Francis's predecessor Benedict XVI was seen by some Muslim leaders as hostile to Islam and the change at the top had been welcomed by the 57-member Organisation of Islamic Cooperation and Al-Azhar, Sunni Islam's highest seat of learning. Ekmeleddin Ihsanoglu, head of the Saudi-based OIC, said earlier this month that he hoped "the relationship between Islam and Christianity will regain its cordiality and sincere friendship".
Mahmud Azab, adviser for inter-faith affairs to Al-Azhar imam Ahmed al-Tayyeb in Cairo, also told AFP earlier, "As soon as a new policy emerges, we will resume the dialogue with the Vatican". Al-Azhar broke off ties in 2011 after Benedict called for the protection of Christian minorities following a suicide bombing at a church in Egypt.

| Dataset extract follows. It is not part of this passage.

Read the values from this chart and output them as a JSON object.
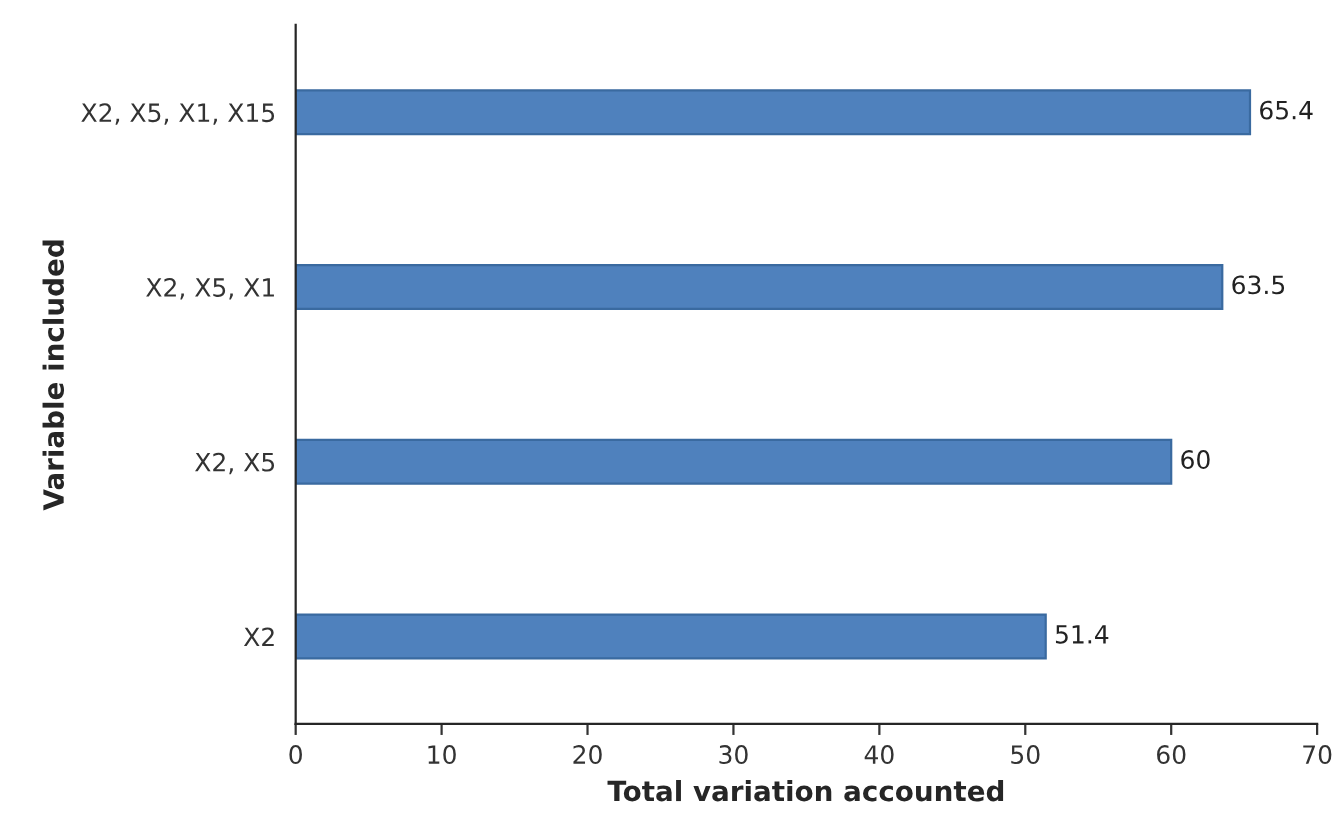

So apparently the new policy that Azab wants is for the pope never to criticize the Muslim persecution of Christians. Then we'll all be great friends -- and what's a few burnt churches and dead bodies when we're getting on so famously?
Benedict was also heavily criticised early in his reign when he recounted a Byzantine emperor's description of the Muslim Prophet Mohammed as a warmonger who spread evil teachings.
In his address on Friday, Francis also called for the Church to dialogue more with non-believers -- returning to an effort begun during Benedict's reign amid rising secularism in the Western world.
"It is also important to intensify outreach to non-believers so that the differences which divide and hurt us may never prevail but rather the desire to build true links of friendship," he said.
True friendship cannot be built on false pretenses.